ClusterBasedNormalizer
Last updated
Last updated
Compatibility: numerical
data
The ClusterBasedNormalizer
performs a statistical transformation on numerical data. It approximates the overall column as a mixture of different shapes (components). Then, it normalizes the values and clusters them into the closest component.
missing_value_replacement
: Add this argument to replace missing values during the transform phase
(default) 'random'
Replace missing values with a random value. The value is chosen uniformly at random from the min/max range.
'mean'
Replace all missing values with the average value.
'mode'
Replace all missing values with the most frequently occurring value
<number>
Replace all missing values with the specified number (0
, -1
, 0.5
, etc.)
None
Deprecated. Do not replace missing values. The transformed data will continue to have missing values.

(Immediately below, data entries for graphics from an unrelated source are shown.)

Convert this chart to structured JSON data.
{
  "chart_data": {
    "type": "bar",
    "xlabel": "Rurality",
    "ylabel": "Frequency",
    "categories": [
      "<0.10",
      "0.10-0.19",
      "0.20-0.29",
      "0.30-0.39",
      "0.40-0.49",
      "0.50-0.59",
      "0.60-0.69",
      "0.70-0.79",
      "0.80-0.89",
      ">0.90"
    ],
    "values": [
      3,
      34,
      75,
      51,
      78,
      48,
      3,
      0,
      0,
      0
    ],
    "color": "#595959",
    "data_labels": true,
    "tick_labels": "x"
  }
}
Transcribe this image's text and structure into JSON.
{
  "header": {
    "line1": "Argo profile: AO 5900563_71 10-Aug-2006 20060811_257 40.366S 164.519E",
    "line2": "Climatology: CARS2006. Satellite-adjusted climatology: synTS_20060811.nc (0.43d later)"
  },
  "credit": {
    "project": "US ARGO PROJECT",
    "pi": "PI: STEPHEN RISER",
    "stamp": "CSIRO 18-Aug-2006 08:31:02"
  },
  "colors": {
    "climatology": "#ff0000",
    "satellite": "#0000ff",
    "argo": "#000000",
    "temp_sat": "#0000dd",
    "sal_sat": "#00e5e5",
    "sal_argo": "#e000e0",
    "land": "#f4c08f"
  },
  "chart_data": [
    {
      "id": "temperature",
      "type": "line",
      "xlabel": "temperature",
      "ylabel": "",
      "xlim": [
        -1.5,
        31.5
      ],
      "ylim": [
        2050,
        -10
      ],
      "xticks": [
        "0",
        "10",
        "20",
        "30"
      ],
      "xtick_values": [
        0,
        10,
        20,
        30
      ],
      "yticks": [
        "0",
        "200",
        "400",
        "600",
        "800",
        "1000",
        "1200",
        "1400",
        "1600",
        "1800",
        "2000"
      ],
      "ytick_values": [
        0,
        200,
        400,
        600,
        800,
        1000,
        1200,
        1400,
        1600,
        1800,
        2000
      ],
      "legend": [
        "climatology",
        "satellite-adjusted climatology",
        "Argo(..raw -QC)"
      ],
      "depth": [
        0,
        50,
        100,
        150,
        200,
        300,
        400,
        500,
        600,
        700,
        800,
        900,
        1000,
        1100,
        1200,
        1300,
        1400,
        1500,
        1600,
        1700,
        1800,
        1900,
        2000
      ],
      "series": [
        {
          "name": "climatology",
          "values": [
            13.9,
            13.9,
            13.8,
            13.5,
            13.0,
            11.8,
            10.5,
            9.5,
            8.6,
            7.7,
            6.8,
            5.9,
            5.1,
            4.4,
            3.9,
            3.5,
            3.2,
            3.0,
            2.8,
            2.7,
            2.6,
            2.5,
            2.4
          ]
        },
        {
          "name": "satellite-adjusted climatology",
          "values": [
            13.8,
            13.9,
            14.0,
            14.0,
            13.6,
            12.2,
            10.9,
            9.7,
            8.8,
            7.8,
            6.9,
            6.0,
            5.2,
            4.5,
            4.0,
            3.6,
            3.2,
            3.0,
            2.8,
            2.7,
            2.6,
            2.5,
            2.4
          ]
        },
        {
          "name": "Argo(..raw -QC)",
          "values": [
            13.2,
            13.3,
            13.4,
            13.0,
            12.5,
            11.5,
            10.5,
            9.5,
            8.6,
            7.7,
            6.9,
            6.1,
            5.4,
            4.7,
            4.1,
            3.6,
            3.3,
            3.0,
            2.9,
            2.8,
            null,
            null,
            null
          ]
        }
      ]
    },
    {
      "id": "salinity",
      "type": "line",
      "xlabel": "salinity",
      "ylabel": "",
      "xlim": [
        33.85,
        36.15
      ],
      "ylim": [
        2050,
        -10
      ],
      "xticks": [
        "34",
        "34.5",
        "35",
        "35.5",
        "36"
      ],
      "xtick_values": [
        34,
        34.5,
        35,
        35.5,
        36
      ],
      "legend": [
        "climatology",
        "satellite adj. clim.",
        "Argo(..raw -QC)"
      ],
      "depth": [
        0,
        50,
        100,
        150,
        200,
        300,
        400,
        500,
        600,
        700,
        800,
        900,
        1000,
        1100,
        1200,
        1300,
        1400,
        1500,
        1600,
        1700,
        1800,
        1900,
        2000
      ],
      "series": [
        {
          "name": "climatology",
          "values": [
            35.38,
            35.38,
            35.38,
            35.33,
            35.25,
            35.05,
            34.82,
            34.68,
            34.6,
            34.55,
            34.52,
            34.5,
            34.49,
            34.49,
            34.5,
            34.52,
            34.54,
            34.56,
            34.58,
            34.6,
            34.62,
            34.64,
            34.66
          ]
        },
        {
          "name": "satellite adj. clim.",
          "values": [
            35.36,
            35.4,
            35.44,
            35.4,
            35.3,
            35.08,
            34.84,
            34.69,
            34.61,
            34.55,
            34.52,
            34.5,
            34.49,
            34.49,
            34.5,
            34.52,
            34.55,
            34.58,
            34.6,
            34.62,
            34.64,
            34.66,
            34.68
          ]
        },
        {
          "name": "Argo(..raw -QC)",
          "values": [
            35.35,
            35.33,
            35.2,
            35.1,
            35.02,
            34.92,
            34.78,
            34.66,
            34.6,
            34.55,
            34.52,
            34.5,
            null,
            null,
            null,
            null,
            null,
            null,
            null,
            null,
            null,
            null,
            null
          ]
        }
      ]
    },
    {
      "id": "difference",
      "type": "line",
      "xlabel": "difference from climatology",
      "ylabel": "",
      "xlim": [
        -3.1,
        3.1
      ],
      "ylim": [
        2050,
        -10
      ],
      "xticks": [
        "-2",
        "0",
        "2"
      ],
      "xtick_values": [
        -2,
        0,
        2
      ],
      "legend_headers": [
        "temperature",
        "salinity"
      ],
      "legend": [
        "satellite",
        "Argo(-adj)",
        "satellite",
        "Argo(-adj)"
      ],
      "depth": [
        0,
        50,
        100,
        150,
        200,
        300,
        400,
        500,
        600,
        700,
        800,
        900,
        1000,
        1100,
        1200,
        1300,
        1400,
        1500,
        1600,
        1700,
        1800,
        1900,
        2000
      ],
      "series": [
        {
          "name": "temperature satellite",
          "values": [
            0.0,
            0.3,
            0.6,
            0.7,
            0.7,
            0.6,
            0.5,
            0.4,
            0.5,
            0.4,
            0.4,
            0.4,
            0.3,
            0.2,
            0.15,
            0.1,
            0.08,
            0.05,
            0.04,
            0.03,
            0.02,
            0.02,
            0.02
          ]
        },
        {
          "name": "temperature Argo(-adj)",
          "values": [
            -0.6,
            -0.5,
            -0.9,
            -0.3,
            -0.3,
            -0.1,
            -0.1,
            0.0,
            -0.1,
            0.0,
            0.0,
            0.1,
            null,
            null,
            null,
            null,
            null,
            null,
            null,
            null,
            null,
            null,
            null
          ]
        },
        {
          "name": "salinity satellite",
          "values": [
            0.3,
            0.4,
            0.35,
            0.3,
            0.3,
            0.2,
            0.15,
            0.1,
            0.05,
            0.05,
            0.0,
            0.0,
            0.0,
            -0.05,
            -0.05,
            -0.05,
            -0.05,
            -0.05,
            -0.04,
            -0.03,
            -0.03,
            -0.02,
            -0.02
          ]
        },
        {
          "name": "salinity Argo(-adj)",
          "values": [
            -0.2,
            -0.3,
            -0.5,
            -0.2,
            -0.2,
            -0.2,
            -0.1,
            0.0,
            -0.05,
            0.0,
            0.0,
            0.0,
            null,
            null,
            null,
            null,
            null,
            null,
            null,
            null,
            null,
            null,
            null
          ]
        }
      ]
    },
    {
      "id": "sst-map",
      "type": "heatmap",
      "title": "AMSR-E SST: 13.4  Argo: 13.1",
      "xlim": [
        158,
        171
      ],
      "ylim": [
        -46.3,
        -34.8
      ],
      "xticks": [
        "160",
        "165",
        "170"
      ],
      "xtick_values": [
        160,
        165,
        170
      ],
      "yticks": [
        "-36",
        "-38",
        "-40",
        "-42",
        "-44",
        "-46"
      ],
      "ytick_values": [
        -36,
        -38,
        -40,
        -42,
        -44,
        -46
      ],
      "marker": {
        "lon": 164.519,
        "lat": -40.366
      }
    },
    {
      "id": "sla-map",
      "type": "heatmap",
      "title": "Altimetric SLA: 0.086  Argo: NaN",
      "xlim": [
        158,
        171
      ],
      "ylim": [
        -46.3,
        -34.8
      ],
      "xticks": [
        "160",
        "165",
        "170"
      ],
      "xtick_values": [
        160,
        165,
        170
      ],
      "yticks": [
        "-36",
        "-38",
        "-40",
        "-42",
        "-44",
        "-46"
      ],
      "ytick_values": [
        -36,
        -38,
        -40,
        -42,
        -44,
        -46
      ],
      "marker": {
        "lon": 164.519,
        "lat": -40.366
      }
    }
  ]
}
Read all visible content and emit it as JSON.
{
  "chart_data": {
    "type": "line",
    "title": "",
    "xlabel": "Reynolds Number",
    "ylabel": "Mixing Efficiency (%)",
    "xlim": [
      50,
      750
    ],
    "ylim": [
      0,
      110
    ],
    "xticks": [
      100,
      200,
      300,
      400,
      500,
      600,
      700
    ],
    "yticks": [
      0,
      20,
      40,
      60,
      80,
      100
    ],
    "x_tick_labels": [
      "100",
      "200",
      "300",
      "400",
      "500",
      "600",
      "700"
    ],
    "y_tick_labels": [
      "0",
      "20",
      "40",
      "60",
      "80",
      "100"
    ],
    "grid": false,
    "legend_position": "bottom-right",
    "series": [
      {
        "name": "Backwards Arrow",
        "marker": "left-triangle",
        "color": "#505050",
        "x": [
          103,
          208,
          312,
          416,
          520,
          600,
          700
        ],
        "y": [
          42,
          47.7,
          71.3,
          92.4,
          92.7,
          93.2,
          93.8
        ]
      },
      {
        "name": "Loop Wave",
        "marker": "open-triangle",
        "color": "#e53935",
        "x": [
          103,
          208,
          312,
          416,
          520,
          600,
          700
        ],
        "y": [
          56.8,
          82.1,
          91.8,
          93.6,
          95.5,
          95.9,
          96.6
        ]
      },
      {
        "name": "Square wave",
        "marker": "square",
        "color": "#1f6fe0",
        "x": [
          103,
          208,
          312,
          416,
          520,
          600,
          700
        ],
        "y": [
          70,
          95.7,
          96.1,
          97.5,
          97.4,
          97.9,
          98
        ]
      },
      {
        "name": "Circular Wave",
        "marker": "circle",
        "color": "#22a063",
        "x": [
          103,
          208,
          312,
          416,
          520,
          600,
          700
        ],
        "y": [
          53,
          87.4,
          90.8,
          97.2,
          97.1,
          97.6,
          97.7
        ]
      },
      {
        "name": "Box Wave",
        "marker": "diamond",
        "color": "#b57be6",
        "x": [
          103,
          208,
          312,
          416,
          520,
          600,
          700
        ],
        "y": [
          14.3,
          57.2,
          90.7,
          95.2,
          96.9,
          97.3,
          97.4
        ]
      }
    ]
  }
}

(deprecated) model_missing_values
: Use the missing_value_generation
parameter instead.
missing_value_generation
: Add this argument to determine how to recreate missing values during the reverse transform phase
(default) 'random'
Randomly assign missing values in roughly the same proportion as the original data.
'from_column'
Create a new column to store whether the value should be missing. Use it to recreate missing values. Note: Adding extra columns uses more memory and increases the RDT processing time.
None
Do not recreate missing values.
max_clusters
: The maximum number of components to create when estimating the shape of the overall column.
(default) 10
Cap the number of clusters to 10
<number>
Cap the number of clusters to the specified value (eg. 5
, 20
, etc.). This must be a whole number (integer).
weight_threshold
: The minimum weight that is needed to possibly form a new component. Note that the total number of components is still capped by the max_clusters
argument above.
(default) 0.005
Create a new component when the weight is 0.005
or above.
<number>
Create a new component when the weight is at or above <number>
(eg. 0.001
, 0.01
, etc.)
enforce_min_max_values
: Add this argument to allow the transformer to learn the min and max allowed values from the data.
(default) False
Do not learn any min or max values from the dataset. When reverse transforming the data, the values may be above or below what was originally present.
True
Learn the min and max values from the input data. When reverse transforming the data, any out-of-bounds values will be clipped to the min or max value.
learn_rounding_scheme
: Add this argument to allow the transformer to learn about rounded values in your dataset.
(default) False
Do not learn or enforce any rounding scheme. When reverse transforming the data, there may be many decimal places present.
True
Learn the rounding rules from the input data. When reverse transforming the data, round the number of digits to match the original.